3- Hasta ve yolcu olana oruç farz değildir. Yolculuk esnasında ve hastalıkta zorluk çekiliyorsa oruç tutmamak daha efdaldir, yoksa oruç tutmak daha efdaldir.Allah (c.c) buyuruyor ki:
“O sayılı günler, Ramazan ayıdır ki, doğru yolu gösteren, hidayeti ve hakkı batıldan ayırmayı açıklayan Kur’an, bu ayda indirildi. Sizden kim o aya kavuşursa oruç tutsun. Kim hasta veya yolculukta olurda oruç tutamazsa başka günlerde oruç tutsun.” (Bakara: 185)
Enes (r.a) şöyle demiştir:
“Peygamber (s.a.s) ile birlikte Ramazanda yolculuk yaptık ta oruç tutan tutmayanı ayıplamadığı gibi tutmayan da tutanı ayıplamazdı.
Bir rivayettte: Kendisini kuvvetli hissedip oruç tutanın iyi, kendisini zayıf hissedip tutamayanın da iyi olduğunu kabul ederlerdi.”(Buhari, Müslim, Ebu Davud, Tirmizi)
Hamza b. Amr el-Eslemiy (r.a), Rasulullah (s.a.s)’e şöyle sorduğunu rivayet etti: “Ey Allah’ın Rasulü! Yolculukta oruç tutmaya gücüm var. Oruç tutsam günaha girer miyim?”
Rasulullah k(s.a.s) şöyle buyurdu:
“Yolculukta oruç tutmamak ruhsattır. Kim bu ruhsatla amel ederse iyi bir şey yapmış olur. Kim de oruç tutmak isterse ona bir günah yoktur.” (Müslim)
4 - Müslüman kadın veya erkek oruç tutamayacak tadar yaşlı ise oruç tutmaları farz değildir. Tutamadığı her gün için bir fakir doyurması yeterlidir.İbni Abbas (r.a) şöyle buyurdu:
“Yaşlı insanlara oruç tutamadığı her gün için bir fakiri doyurma ruhsatı verildi.”(Dare Kutni ve Hakim rivayet ettiler ve sahih dediler.)
5 - Hamile ve emziren kadinlar eğer oruç tutması halinde kendine veya çocuğuna bir zarar gelmesinden korkuyorsa oruç tutmayabilir. Ancak tutamadığı gün sayısınca başka günlerde oruç tutması gerekir.
Rasulullah (s.a.s) şöyle buyurdu:
“Allah’u Teala gebe ile emzikli kadına oruç tutmamak hakkında ruhsat vermiştir.”(Ebu Davud, Tirmizi, Nesei)

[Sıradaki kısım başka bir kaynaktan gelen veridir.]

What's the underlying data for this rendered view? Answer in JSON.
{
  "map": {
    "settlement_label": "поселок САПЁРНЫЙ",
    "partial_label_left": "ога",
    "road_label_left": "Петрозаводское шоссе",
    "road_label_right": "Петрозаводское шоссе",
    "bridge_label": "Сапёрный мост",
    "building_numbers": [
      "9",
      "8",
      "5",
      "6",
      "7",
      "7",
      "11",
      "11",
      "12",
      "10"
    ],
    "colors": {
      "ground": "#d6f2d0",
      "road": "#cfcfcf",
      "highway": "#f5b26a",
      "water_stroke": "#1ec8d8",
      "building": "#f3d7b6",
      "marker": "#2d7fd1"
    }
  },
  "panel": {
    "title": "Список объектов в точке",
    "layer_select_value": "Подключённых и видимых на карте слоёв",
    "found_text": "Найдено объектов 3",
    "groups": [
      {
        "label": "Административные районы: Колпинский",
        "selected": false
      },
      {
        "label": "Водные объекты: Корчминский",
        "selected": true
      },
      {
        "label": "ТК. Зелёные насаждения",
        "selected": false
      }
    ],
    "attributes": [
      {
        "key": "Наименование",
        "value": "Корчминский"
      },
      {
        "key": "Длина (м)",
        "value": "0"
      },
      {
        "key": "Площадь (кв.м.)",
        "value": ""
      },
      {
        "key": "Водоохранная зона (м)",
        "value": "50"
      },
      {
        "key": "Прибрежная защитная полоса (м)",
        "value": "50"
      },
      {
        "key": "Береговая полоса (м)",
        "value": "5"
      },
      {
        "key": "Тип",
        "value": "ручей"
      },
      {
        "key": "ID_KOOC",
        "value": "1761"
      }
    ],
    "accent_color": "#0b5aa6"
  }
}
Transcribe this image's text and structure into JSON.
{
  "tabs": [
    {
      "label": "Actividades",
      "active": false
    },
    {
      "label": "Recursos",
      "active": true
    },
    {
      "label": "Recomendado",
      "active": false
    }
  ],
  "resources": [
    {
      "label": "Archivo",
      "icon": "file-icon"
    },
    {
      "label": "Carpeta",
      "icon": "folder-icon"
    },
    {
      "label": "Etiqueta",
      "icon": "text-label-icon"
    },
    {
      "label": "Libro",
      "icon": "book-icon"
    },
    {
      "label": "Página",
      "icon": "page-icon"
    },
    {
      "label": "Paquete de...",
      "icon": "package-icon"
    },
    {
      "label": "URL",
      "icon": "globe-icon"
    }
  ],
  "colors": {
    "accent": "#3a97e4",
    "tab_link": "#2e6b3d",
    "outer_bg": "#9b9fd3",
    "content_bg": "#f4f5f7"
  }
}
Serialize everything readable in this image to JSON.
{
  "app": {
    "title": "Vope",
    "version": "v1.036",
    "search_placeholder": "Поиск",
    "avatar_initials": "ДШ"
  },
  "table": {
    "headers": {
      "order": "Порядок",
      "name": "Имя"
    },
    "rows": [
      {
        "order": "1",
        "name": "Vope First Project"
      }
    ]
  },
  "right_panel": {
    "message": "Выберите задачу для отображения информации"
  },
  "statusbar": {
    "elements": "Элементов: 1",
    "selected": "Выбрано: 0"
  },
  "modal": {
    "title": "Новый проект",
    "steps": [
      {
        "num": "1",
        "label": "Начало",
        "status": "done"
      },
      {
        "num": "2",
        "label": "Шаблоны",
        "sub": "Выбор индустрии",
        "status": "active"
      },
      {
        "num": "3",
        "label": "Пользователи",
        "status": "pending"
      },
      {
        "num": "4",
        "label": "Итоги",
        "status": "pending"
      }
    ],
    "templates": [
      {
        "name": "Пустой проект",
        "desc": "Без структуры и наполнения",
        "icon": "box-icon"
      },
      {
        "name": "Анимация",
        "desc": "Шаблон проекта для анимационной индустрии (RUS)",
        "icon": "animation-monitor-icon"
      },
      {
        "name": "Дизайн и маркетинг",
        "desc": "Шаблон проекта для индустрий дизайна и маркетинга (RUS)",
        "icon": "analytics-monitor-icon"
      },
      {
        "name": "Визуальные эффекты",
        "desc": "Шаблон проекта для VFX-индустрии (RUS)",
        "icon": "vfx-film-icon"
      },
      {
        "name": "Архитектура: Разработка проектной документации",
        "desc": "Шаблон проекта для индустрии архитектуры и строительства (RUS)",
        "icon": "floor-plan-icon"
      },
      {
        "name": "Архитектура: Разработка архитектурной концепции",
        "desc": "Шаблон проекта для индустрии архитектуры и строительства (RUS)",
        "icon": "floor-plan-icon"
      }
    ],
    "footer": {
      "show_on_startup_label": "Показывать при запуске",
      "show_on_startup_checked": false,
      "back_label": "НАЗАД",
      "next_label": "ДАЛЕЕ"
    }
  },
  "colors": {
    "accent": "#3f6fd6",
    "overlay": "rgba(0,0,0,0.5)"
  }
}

'Ademoğlunun bütün amelleri kendisinindir. Bir iyilik on misli ile yediyüz katına kadar mükâfat görecektir. Aziz ve celil olan Allah da 'Oruç müstesnâ, o benimdir ve onun mükâfatını verecek olan benim; o arzularını, yemesini, içmesini benim için terk etti' buyurur. Oruçlunun iki sevinci vardır; biri iftar ettiğinde diğeri Rabbine kavuşacağı gündedir. Andolsun oruç tutanın (orucundan dolayı) ağız kokusunun değişmesi Allah nezdinde misk kokusundan daha hoştur'
'Kim Ramazanı (farziyetine) inanarak ve ecrini Allah'tan umarak oruçla geçirirse geçmiş günahları bağışlanır'
'Her kim yalan söz söylemeyi ve o doğrultuda amel etmeyi terk etmeyecek olursa, onun yeme ve içmeden uzak durmasına Allah'ın ihtiyacı yoktur'
'Oruç bir kalkandır. Sizden herhangi bir kimse oruçlu olduğu günde çirkin söz söylemesin, kötü iş işlemesin, cahillik etmesin. Herhangi bir kimse kendisine sövecek olursa 'ben oruçluyum' desin'
Bu bakımdan oruç tutan kimsenin; kulağı, gözü, dili ve bütün azalarıyla oruçlu olması gerekir. Oruç tuttuğu gün ile oruçlu olmadığı gün arasında daha olumlu bir değişiklik olmalıdır. Allah CC selamı bereketi Rahmeti üzerinize olsun.